Tuesday, October 04, 2011


I was teaching a philosophy class as a graduate student when I heard that O.J. Simpson had been acquitted. The students and I spent the entire session—when we were “supposed” to be going over readings on the mind-body problem—talking epistemology: How could anyone know what had happened the night of the killings? Was there really any good reason to conclude that he was innocent? Was it true that, “If the glove don’t, fit you must acquit?”

Most of the class concluded that the evidence in support of his guilt was overwhelming, that the standard of “reasonable doubt” hadn’t been attained. (Oddly, most of them also had a notoriously relativistic conception of truth, something to effect of “what’s true for me is true for me; what’s true for you is true for you,” but that seemed to go out the window when people’s lives were at stake.)

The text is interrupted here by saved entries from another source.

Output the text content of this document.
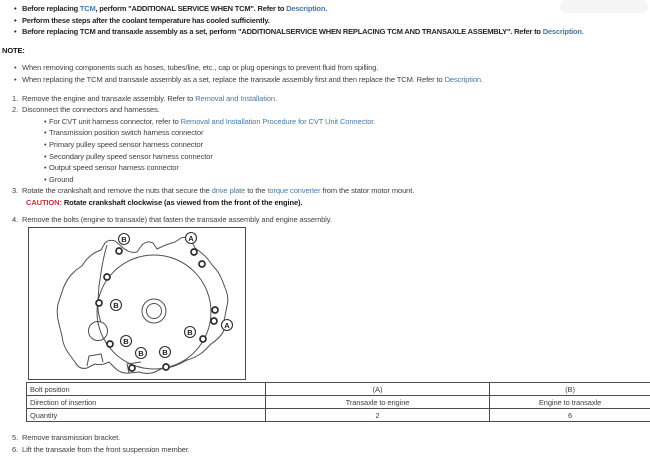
• Before replacing TCM, perform "ADDITIONAL SERVICE WHEN TCM". Refer to Description.
• Perform these steps after the coolant temperature has cooled sufficiently.
• Before replacing TCM and transaxle assembly as a set, perform "ADDITIONALSERVICE WHEN REPLACING TCM AND TRANSAXLE ASSEMBLY". Refer to Description.
NOTE:
• When removing components such as hoses, tubes/line, etc., cap or plug openings to prevent fluid from spilling.
• When replacing the TCM and transaxle assembly as a set, replace the transaxle assembly first and then replace the TCM. Refer to Description.
1. Remove the engine and transaxle assembly. Refer to Removal and Installation.
2. Disconnect the connectors and harnesses.
• For CVT unit harness connector, refer to Removal and Installation Procedure for CVT Unit Connector.
• Transmission position switch harness connector
• Primary pulley speed sensor harness connector
• Secondary pulley speed sensor harness connector
• Output speed sensor harness connector
• Ground
3. Rotate the crankshaft and remove the nuts that secure the drive plate to the torque converter from the stator motor mount.
CAUTION: Rotate crankshaft clockwise (as viewed from the front of the engine).
4. Remove the bolts (engine to transaxle) that fasten the transaxle assembly and engine assembly.
B	A
B
A
B
B
B B
Bolt position	(A)	(B)
Direction of insertion	Transaxle to engine	Engine to transaxle
Quantity	2	6
5. Remove transmission bracket.
6. Lift the transaxle from the front suspension member.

Yesterday, when the news of Amanda Knox’s acquittal came over the internetz, I was at my desk, preparing to teach my own Intro to Philosophy class, but in contrast to the O.J. verdict, I wasn’t immediately compelled to throw out my planned lesson in favor of discussing this ruling.

Does this suggest that it’s somehow more intriguing from the point of view of epistemology when apparently guilty people are found to be innocent than when allegedly guilty individuals are ruled innocent? Is the former somehow stranger to our sense of truth than the latter?

Maybe there’s one of those sociobiological explanations in play here: our hunter-gatherer ancestors, for instance, would have been more interested in bad guys getting way with shit than good guys being unfairly punished. Creatures who failed at the latter would have less of a likelihood of passing on their genes than those who failed at the former. So, maybe we’re hard-wired in this way.

I usually resist such explanations, but I dunno. One thing I’m sure of, though: the whole sorry story is a tragedy.


Blogger Deb's Lunch said...

When I heard about OJ, I was in a car with a group of Pleasant Co. employees - my fellow book designers and picture researchers - we were going to meet with a woman who had written a book about 18th and 19th century clothing, that would provide background for us developing the Company's historical dolls & books. The British-born art director said that she thought OJ was definitely guilty but there was no way he could've gotten a fair trial in the U.S. - and we all pretty much agreed.